Thursday, August 7

Being saved from our sins

I've started reading Crazy Love by Francis Chan. I'm about 1/3 of the way through the book, and I really like it. I'll blog more completely about it once I'm done, but there was something I read just as my train was pulling into the station this morning that really struck me.

He said, "Lukewarm people don't really want to be saved from their sin; they want only to be saved from the penalty of their sin." (Chan, Francis. Crazy Love. (Colorado Springs, Colo.: David C. Cook), p. 68.)

This got me thinking about the difference between being saved from our sins and being saved from the penalty of our sins. The American Evangelical church often puts the emphasis on Jesus' work in taking on himself the penalty for the sins of everyone. It is clear from the Bible that Jesus did this, and that if we have faith in Jesus we no longer have to pay the penalty for our sins.

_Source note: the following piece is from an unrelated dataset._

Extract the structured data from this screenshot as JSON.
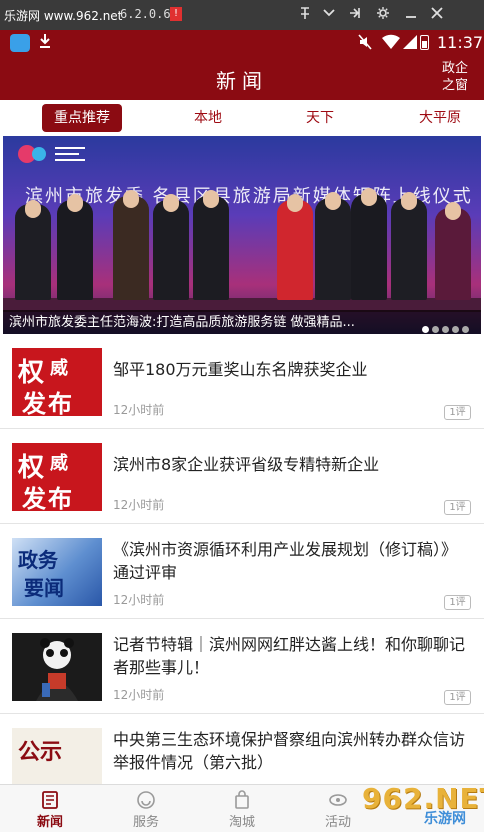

I think that the problem comes when we begin to think that the penalty is the only thing the Bible means when it says that Jesus will "save his people from their sins." There is so much more to it than that. Being saved from the penalty of sin is certainly a part, but only a part. It also implies that we will be saved from committing the sins in the first place. It means that we will be saved from the consequences in the next world, but it also means that we will be saved from the consequences of our sins in this world.

Too often, followers of Christ focus almost exclusively on getting to heaven and how wonderful it will be once we get there. When we do that, it becomes easy to forget that we should be having an impact on the world we are living in, here and now. If we are truly following Jesus, we should try to do everything we can to erase the affects of sin in the world we are currently living in, not just in the next one.